Saturday, September 20, 2008

The Wind-up Bird Chronicle

The Wind-up Bird Chronicle by Haruki Murakami is like a strange, dreamy-nightmary detective novel. It’s a book that grips you tightly and propels you forward, but ultimately, I think, lacks the meaning and cohesion to be a satisfying read.

The main character is Toru Okada, a 30-year-old gofer at a Tokyo law firm who has recently quit his job and hasn't decided what to do next. Toru goes out one day to look for his missing cat and finds himself caught up in a series of bizarre adventures. Not long after the cat disappears, his wife Kumiko vanishes too, and passive, irresolute Toru is forced to assess the state of their marriage and take responsibility to bring Kumiko home.

Thus begins a bizarre journey in which Toru Okada meets a series of strangers: May Kasahara, a thoughtfully morbid teenager who’s responsible for her boyfriend's death; Malta Kano, a psychic who makes prophecies about Toru's missing cat; Malta's sister, Creta, who claims that she was violated and defiled by Kumiko's evil politician brother, Noboru Wataya; Lieutenant Mamiya, a soldier who witnessed unimaginable atrocities on the Asian continent during WWII; Nutmeg Akasaka, a mysterious healer whose husband was violently murdered; and Nutmeg's son, Cinnamon, a sharp young man who stopped talking when he was a boy.

Each of these characters has his or her own story/aside in the novel, and many of them are linked in some way, but not all of them seem to serve a purpose or have relevance in the end. Every storyline in this book is really interesting and the prose is always compelling, but there are many pieces of the puzzle that don’t fit into the whole picture—too many unanswered questions and unexplained events, too many details that turn out to be little more than a red herring. As Michiko Kakutani put it, “in trying to depict a fragmented, chaotic and ultimately unknowable world, Mr. Murakami has written a fragmentary and chaotic book.”

Wind-up Bird has been described as a detective story, a Bildungsroman, a fairy tale, a “Kafkaesque nightmare” and “science-fiction-meets-Lewis Carroll.” Those are all accurate descriptions of both the book and the book’s main problem: I think it’s trying to be too much, too many things.

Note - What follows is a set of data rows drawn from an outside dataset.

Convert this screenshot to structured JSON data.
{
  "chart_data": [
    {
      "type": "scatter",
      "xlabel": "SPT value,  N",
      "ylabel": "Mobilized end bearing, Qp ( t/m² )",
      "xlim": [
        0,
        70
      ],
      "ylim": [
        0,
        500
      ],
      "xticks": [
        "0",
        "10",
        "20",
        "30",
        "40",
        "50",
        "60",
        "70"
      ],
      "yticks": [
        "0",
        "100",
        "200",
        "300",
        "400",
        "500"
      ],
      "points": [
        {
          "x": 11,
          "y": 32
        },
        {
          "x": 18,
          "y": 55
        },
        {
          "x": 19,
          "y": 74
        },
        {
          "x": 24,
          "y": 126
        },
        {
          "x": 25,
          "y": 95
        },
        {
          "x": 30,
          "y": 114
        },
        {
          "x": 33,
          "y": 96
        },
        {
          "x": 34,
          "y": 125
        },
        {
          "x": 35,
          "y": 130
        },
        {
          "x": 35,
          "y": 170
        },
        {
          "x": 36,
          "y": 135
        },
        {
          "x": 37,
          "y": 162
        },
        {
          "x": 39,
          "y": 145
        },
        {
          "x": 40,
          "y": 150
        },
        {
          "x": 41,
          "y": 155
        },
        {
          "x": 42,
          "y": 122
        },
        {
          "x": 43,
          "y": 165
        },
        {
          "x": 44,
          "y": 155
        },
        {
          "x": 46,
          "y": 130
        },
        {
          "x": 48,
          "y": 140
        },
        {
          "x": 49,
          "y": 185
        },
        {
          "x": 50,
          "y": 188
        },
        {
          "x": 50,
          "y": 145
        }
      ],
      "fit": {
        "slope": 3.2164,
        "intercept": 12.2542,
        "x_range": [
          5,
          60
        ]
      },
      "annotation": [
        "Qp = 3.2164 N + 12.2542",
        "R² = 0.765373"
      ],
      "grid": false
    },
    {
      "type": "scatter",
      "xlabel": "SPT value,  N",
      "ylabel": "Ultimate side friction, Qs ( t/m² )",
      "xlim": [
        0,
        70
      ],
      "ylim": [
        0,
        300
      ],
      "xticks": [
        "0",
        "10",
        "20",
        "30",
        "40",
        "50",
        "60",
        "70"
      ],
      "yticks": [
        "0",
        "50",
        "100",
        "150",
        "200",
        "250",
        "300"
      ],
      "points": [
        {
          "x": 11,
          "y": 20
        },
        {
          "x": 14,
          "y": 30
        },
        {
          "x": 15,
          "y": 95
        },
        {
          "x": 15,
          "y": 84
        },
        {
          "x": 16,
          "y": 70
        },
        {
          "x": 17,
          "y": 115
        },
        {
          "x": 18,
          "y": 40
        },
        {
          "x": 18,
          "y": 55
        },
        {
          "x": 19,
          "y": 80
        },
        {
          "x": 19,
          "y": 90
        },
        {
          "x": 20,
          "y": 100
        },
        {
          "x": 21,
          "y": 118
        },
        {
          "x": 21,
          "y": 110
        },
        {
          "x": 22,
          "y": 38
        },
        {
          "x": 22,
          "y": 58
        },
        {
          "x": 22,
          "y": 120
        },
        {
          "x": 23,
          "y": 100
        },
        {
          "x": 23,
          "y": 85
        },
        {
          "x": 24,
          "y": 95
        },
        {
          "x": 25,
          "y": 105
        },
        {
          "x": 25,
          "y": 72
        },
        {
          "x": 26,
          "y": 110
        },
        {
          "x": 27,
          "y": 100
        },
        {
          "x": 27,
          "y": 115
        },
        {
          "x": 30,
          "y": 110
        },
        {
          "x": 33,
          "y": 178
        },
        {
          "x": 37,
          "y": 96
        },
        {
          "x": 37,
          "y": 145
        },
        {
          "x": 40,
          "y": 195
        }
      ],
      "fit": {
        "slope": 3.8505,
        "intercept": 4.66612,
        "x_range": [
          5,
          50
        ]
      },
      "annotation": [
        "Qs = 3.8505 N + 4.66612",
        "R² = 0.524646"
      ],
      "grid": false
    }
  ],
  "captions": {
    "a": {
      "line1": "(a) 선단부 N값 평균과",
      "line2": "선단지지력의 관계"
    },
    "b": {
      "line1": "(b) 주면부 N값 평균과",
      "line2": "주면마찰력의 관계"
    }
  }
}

I did enjoy reading this book. It’s really well written and pretty fascinating—really interesting the way Murakami blurs the line between real and not real, the way a character can experience something but at the same time not experience it—but the book is so long and so bizarre that having reached the end I’m not totally satisfied that it was worth the time it took to read it. I will say this: no matter how crazy the events in the book seem, Murakami's propulsive storytelling kept me engaged, thinking and guessing.